Maka untuk itu power yang dilanggengkan dengan nuansa sadomasokisme dan juga dramatisme memunculkan beberapa proposisi, yaitu: (1) aktor politik atau penguasa selalu berusaha untuk memuaskan keinginan sadomasokismenya di khalayak massa; (2) komunikasi yang dilakukan menyentuh sebuah kompleksitas alam bawah sadar, budaya, hukum, dan adanya kambing hitam; dan (3) aktor politik atau penguasa akan menggunakan dramatisme untuk mendapatkan identifikasi massa dengan tanda-tanda dan simbol-simbol otoritas dan kekuasaan mereka. Power sadomasokisme dan dramatisme yang melahirkan kekerasan politik pada akhirnya memunculkan benih radikalisme. Klimaks dari radikalisme yaitu terorisme.
Selain power, subjection turut andil dalam melahirkan aksi teror Bjoarka. Subjection merupakan bagian dari penyerahan diri terhadap orang lain atau kelompok sebagai individu atas nama ketertundukan. Subjection menjadi jembatan akumulasi kekerasan politik yang terjadi melalui power yang bernuansa sadomasokisme dan dramatisme. Efek dari power ini kemudian menjadi sebuah teknologi kuasa yang dimaksudkan untuk membentuk subjection atas subjek. Maka demikian power menjadi proses di mana subjek dijadikan sebagai “yang ditundukan”. Namun demikian dari momentum subjection ini, tidak membuat subjek menjadi patuh pada setiap kuasa yang berusaha untuk membentuknya. Hal ini sesuai dengan apa yang dirumuskan oleh Foucault, bahwa dalam power akan memproduksi sebuah resistensi. Dari resistensi inilah “kebenaran baru” dihasilkan dari subjek yang melawan. Pada konteks disini, Bjoarka ingin melancarkan aksi terornya sebagai bentuk resistensi atas apa yang dialami oleh temannya, namun satu sisi ia ingin memberitahu kepada negara bahwa keamanan sibernya sangat mudah diretas.

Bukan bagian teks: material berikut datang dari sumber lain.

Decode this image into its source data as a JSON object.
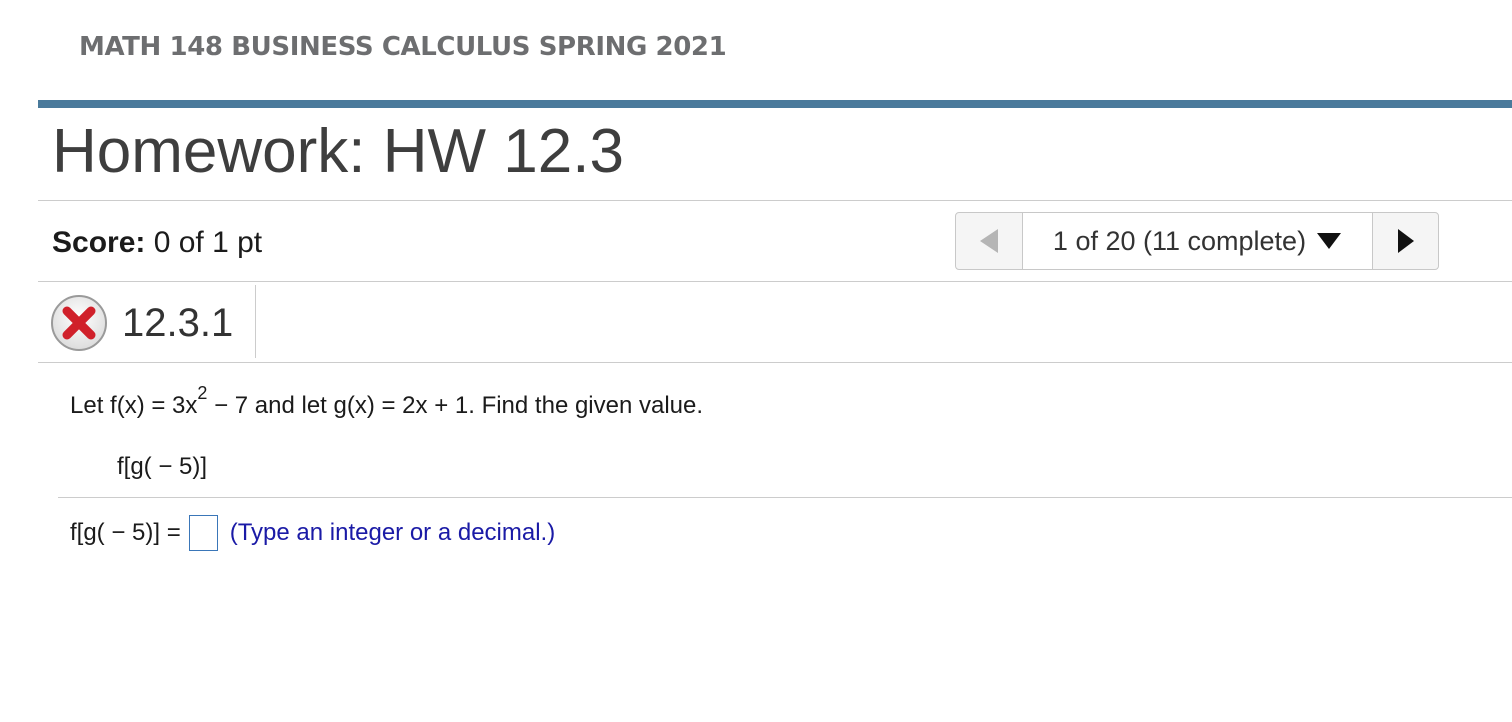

Agar power dan subjection ini berjalan dengan baik, maka ia harus dikemas melalui victimage ritual. Victimage ritual merupakan strategi bertindak atas situasi sosial yang ada. Victimage ritual adalah strategi di mana salah satunya “tidak bisa kehilangan“, namun salah satunya lagi “mencoba untuk melawan dengan caranya sendiri “. Maka untuk itu harus mengembangkan strategi yang benar dan realistis. Pada posisi ini aktor politik atau penguasa menggunakan tindakan diskursif dengan menggunakan kata "tulus" tetapi harus “dihitung” sebagai tujuan politik mereka. Di sinilah kemudian para aktor politik atau penguasa menggunakan victimage ritual untuk memotivasi massa dalam aksi kekerasan kolektif melalui dramatisme victimage ritual sehingga menjadi sebuah perjuangan dramatis dari seorang pahlawan untuk melawan penjahat, baik melawan kejahatan, ketidakadilan, dan mempertahankan hubungan kekuasaaan.

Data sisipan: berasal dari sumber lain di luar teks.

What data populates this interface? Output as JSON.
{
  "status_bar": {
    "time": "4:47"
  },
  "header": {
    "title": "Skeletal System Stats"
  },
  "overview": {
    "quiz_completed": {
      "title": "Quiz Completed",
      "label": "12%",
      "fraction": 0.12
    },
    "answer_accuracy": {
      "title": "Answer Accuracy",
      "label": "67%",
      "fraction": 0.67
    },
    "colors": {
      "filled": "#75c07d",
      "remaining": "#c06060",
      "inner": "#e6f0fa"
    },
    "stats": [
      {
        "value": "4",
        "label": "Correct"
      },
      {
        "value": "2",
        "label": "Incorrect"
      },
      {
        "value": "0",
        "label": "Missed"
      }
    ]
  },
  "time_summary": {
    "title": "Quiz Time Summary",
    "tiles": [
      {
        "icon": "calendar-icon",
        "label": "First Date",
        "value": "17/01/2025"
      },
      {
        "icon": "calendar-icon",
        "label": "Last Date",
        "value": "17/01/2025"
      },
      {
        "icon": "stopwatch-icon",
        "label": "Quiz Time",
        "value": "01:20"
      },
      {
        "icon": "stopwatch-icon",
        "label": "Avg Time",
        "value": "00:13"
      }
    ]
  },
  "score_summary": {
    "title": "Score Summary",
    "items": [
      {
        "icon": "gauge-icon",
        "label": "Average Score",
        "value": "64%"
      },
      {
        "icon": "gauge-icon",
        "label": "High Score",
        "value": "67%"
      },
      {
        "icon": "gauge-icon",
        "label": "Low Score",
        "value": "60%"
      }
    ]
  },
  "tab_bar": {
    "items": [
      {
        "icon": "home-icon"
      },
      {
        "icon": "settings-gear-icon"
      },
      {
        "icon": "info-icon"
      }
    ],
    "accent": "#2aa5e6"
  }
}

Contoh victimage ritual, dapat kita lihat dari peristiwa invasi Amerika Serikat dengan sejumlah negara sekutunya ke Irak di tahun 2003. Ketika itu Irak masih dibawah kendali Saddam Hussein. Invansi Amerika Serikat dan sekutunya dikemas untuk menjadi “pahlawan” dunia dengan mencari senjata pemusnah massal di Irak. Namun rupanya senjata pemusnah massal tidak ditemukan di Irak, tetapi akhirnya tujuan invansi tersebut adalah penggulingan rezim Saddam Hussein dan adanya tujuan penguasaan minyak. Dari invansi ini kemudian lahirlah kelompok radikal seperti ISIS yang melakukan aksi terorisme. Dengan kata lain, victimage ritual dapat dilihat dari negara membuat kebijakan dengan mengkampanyekan bahwa kebijakan tersebut demi keamanan negara dan kesejahteraan masyarakat, namun di satu sisi kebijakan tersebut melahirkan penindasan pada kelompok lain, sehingga melahirkan dendam pada kelompok tersebut kepada negara.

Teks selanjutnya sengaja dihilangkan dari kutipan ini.